Recycling and reuse have emerged as one of the most effective ways to reduce demand and waste. By 2040, higher recycling rates can reduce primary demand for lithium by 25%, and by 35% for cobalt and nickel, according to the Institute for Sustainable Futures. This would decrease the need for additional mines by allowing existing supply to meet future demand. Battery reuse can also mitigate the need for new supply. Reusing batteries, for example taking an EV battery and using it for stationary electricity storage, can extend the lifetime of the battery by about 12 years. The circular business models for EV battery materials can mitigate waste and actually create economic opportunity.

However, recycle rates are lower than they need to be. In Europe, less than 5% of li-ion batteries are recycled, partially because they are difficult to recycle – not all li-ion batteries are the same and so recycling processes need to be bespoke to a particular type of chemistry.

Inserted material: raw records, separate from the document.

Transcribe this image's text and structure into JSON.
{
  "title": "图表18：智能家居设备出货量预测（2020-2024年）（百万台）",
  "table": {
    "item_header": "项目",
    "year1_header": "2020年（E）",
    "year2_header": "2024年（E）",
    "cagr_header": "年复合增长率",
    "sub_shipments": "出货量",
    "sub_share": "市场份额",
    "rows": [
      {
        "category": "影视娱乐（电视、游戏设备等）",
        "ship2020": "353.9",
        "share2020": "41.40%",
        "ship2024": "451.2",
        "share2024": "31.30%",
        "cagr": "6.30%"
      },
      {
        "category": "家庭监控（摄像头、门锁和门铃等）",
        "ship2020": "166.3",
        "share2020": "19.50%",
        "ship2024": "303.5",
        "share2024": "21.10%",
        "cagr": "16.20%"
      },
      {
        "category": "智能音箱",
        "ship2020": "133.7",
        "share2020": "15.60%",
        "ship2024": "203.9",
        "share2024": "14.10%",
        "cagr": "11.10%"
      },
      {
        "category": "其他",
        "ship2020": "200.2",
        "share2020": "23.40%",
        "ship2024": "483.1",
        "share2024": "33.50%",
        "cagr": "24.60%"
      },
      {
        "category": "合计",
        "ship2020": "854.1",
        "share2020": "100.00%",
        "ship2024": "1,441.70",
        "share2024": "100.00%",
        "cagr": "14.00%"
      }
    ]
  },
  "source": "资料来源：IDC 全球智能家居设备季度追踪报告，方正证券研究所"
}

But also because less attention has been paid to recycling in the past. Only 60% of cobalt and nickel are recycled, and a meagre 1% of lithium is recovered. Most of this is not of sufficient quality to be used in a battery. With the right incentives, it is technologically possible to recover 90% of these three metals at high quality.

Standards for the ethical sourcing of minerals are needed

The number of initiatives setting sustainability standards with varying degrees of ambition has exploded in recent years. There are at least twelve initiatives that are creating responsible mining standards, and some of the largest mining companies have signed up, including AngloAmerican, BHP and Glencore. Some target the industry as a whole, others focus on specific metals, and others still set standards across multiple-sectors (see appendix IV). Three frameworks stand out, judged by how prevalent they are in the industry, the diverse group of stakeholders they bring together and how they are tackling ethical concerns in the battery value chain.

Standards are a good first step, but they need teeth. A sustainability standard needs to have criteria for how to extract minerals ethically and be as transparent as possible, while emphasising the importance of human rights, prioritising recycling and penalising waste. In order to do this, the initiatives need to be able to hold their members to account. This can be done by using independent, third-parties that are responsible for reviewing applications for a sustainability certificate. Companies also need to disclose their exposure to certain supply chains in the spirit of transparency.

Some companies have started taking the matter into their own hands

Certain companies are trying to clean up their own supply chains. Volvo is working with various technology companies to deploy blockchain technologies across the cobalt supply chain and those of other metals. It is not clear how the Swedish carmaker will report its findings using these tracing technologies.

BMW is pursuing a new strategy designed to limit its exposure to conflict minerals. The German carmaker signed a USD 2.3 billion long-term deal with the Swedish battery maker Northvolt and a USD 112 million five-year cobalt supply deal with Managem, which owns the Bou-Azzer cobalt mine in the Anti-Atlas mountains in Morocco.

This industry is starting to move away from conflict minerals. The world’s second largest EV company, China’s BYD, has announced it is developing batteries that avoid using any nickel and cobalt. There is a general rush to develop batteries that rely more on the element manganese and less on cobalt. There are two reasons for this – to reduce exposure to cobalt mining and to cut the costs of batteries further. Moreover, there are numerous new battery technologies in various stages of development, such as solid state batteries, that require fewer metals.


1 Minerals in this context denote rare earths and metals.
2  BNEF, Long-Term Electric Vehicle Outlook 2021, 9 June 2021. Accessed via Bloomberg Network.